All of these negative thoughts, the feelings of despair, the mental anguish; it's all completely imaginary, grounded not in "fact" but in abstract meaning and belief. How can we be so sure? Children in nudist colonies have their pictures or videos taken in the nude all of the time. They even have these images reproduced in promotional materials, and sometimes even sold to others to promote the nudist lifestyle. Not only does this occur without the slightest bit of harm being done, but research shows kids who grow up in such a lifestyle actually fare far better psychologically than children who are taught that those areas are a shameful thing that must be covered at all times. (Smith & Sparks, 1986) Ask any scientist or psychologist in the world, not one will be able to give you a logical or legitimate reason as to why a child's penis or vulva should be regarded with any more shame or embarrassment than their fingers or toes.
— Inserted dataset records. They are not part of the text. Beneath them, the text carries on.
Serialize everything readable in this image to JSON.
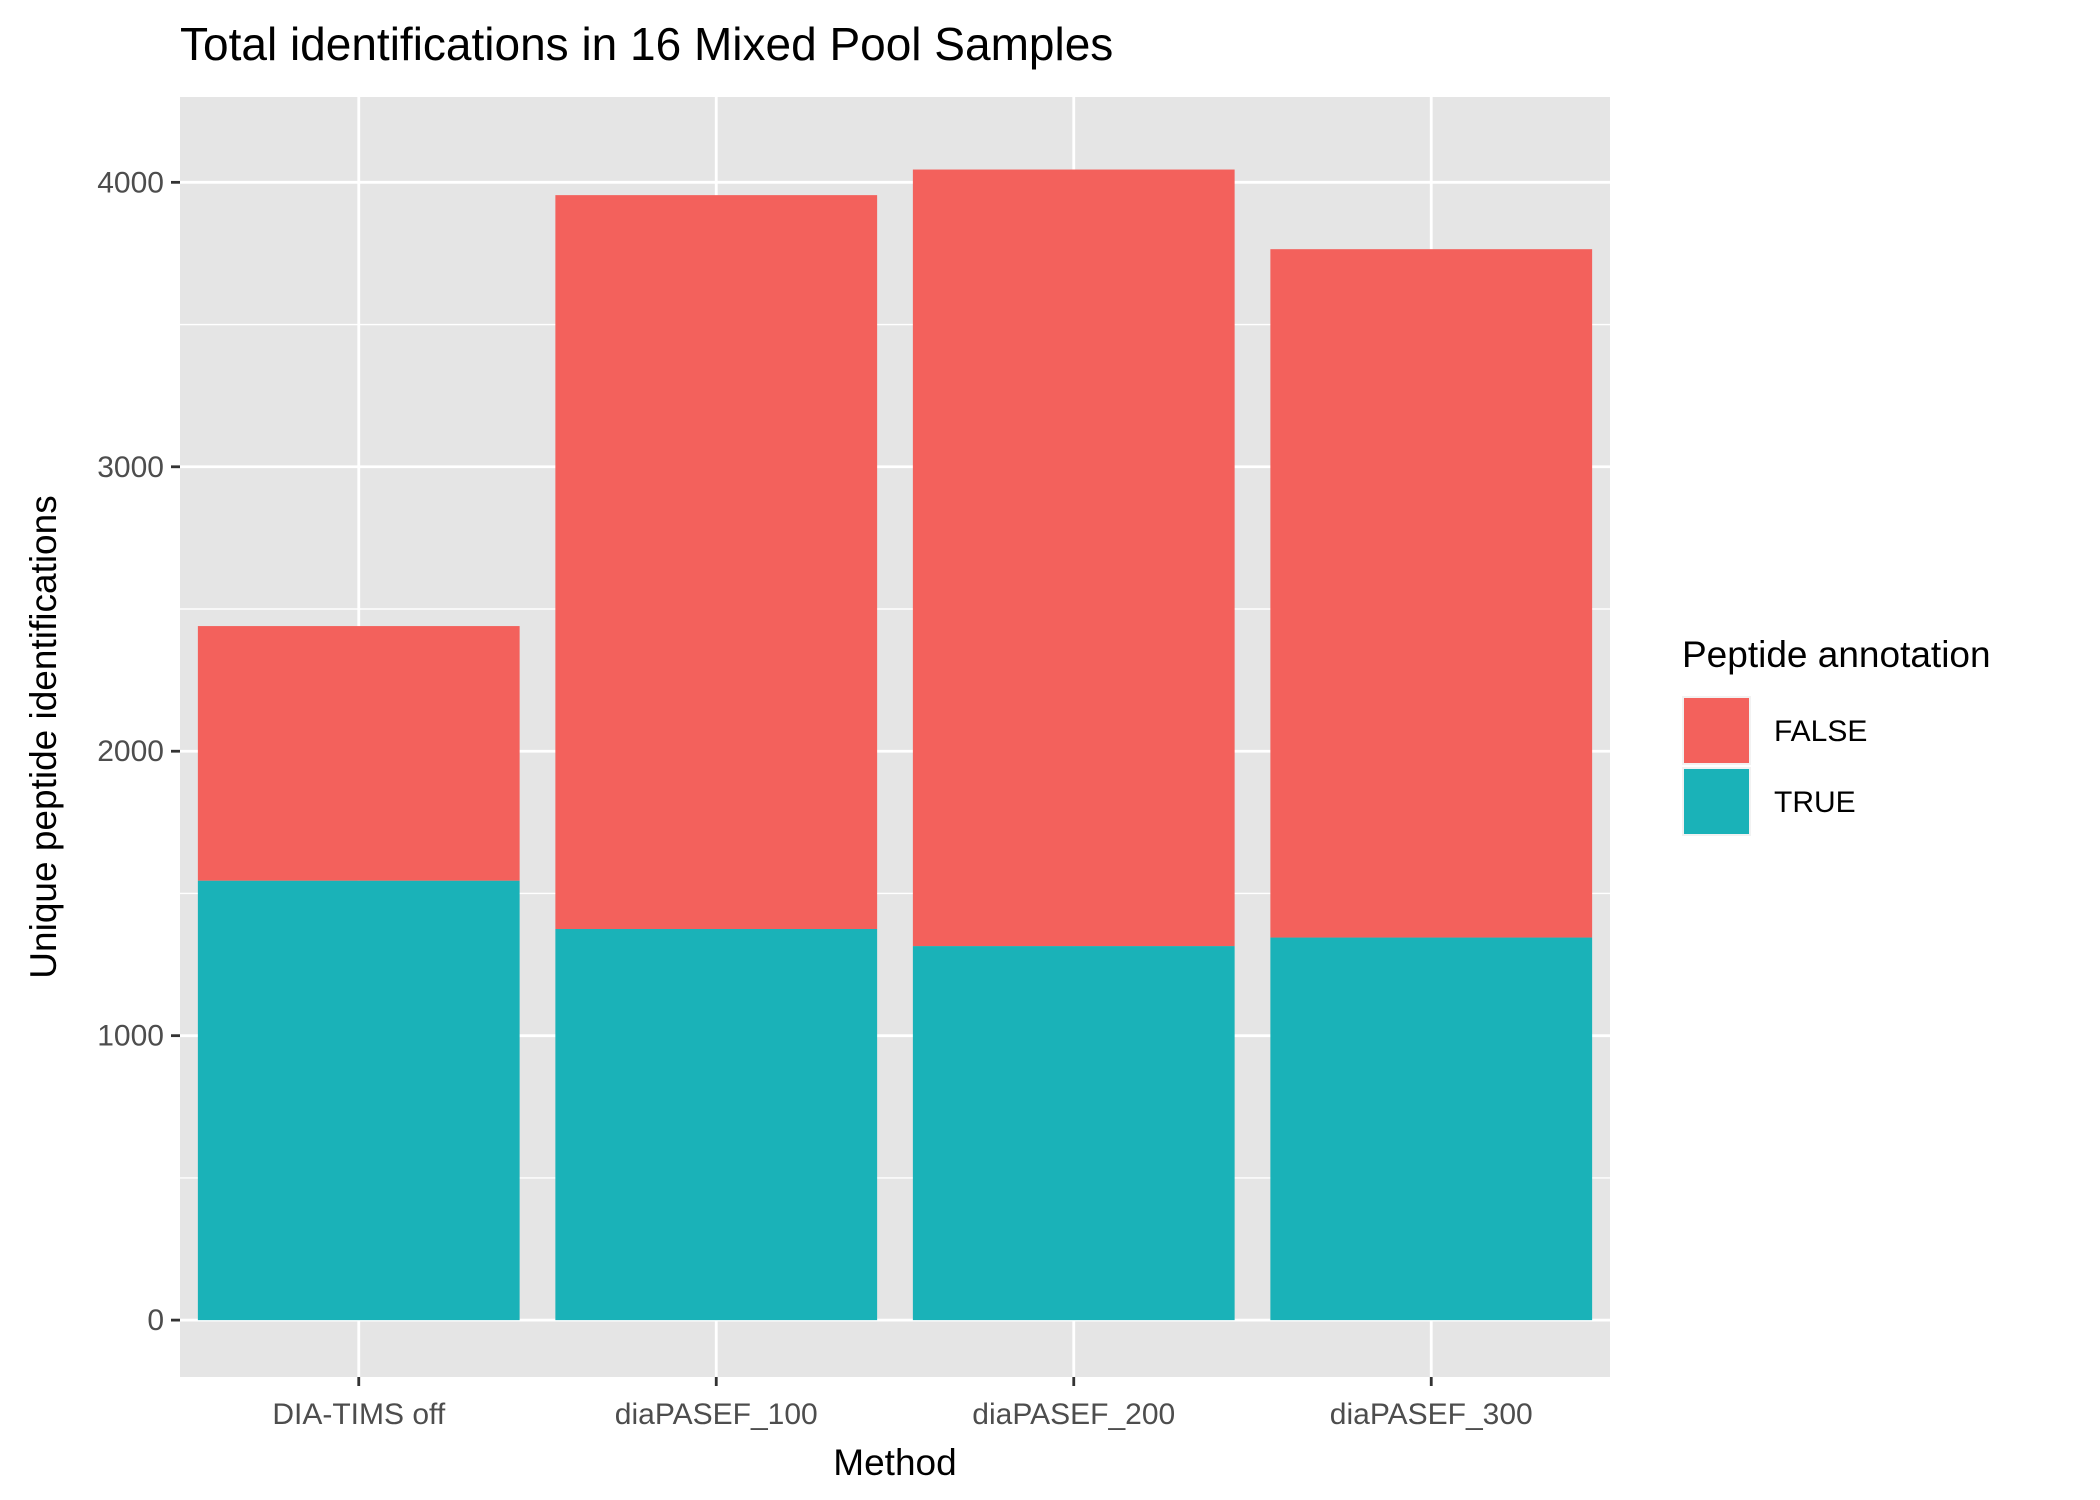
{
  "chart_data": {
    "type": "bar",
    "stacked": true,
    "title": "Total identifications in 16 Mixed Pool Samples",
    "xlabel": "Method",
    "ylabel": "Unique peptide identifications",
    "categories": [
      "DIA-TIMS off",
      "diaPASEF_100",
      "diaPASEF_200",
      "diaPASEF_300"
    ],
    "series": [
      {
        "name": "TRUE",
        "color": "#1AB2B8",
        "values": [
          1545,
          1375,
          1315,
          1345
        ]
      },
      {
        "name": "FALSE",
        "color": "#F3615C",
        "values": [
          895,
          2580,
          2730,
          2420
        ]
      }
    ],
    "ylim": [
      -200,
      4300
    ],
    "yticks": [
      0,
      1000,
      2000,
      3000,
      4000
    ],
    "grid": true,
    "legend": {
      "title": "Peptide annotation",
      "position": "right",
      "items": [
        {
          "label": "FALSE",
          "color": "#F3615C"
        },
        {
          "label": "TRUE",
          "color": "#1AB2B8"
        }
      ]
    },
    "panel_background": "#E5E5E5",
    "grid_color": "#FFFFFF"
  }
}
In fact, it's not uncommon for children to initiate exhibitionist behavior or to show themselves off to others. (GCF, 2009) Furthermore, child development experts will tell you how important it is for children to be raised in a sexually healthy environment. (see our page, What experts say about a sexually healthy environment online at http://www.keepyourchildsafe.org/sexually-healthy-child/page1.html) "Sexually healthy" means avoiding shameful attitudes towards the body, nudity, or sexuality in general. It's good parenting for children NOT to be ashamed of their body, which also means that it should be regarded as no big deal should anyone see them in their most natural state. So in the end, the action itself, someone taking nude pictures of a child, does not necessarily come with the slightest bit of injury, and can even be quite healthy in the right environments. It's only in our mind where this despair is created.
Yes, our feelings tell us the preceding situation is "weird." Yes, we've been told that anyone who would do such a thing is also the type of person likely to kidnap and murder our child at any moment (another fallacy). And yes, there could be aggravating factors that would change the situation, and the mere fact that such an action occurs behind a parent's back or in secrecy makes it morally unacceptable. But in terms of real, tangible harm, all of our initial thoughts of horror are completely wrong. In a sexually healthy environment, something all parents should be advocating, a child needs not be any more injured by such a scenario than they would be by going down to Wal-Mart and getting a set of family photographs. So imagine all the despair you'd feel if this happened to your child. As hard as it may be to believe, all of this despair, all this potential for injury resides not in the action, but in your thoughts. The misery is entirely self-created.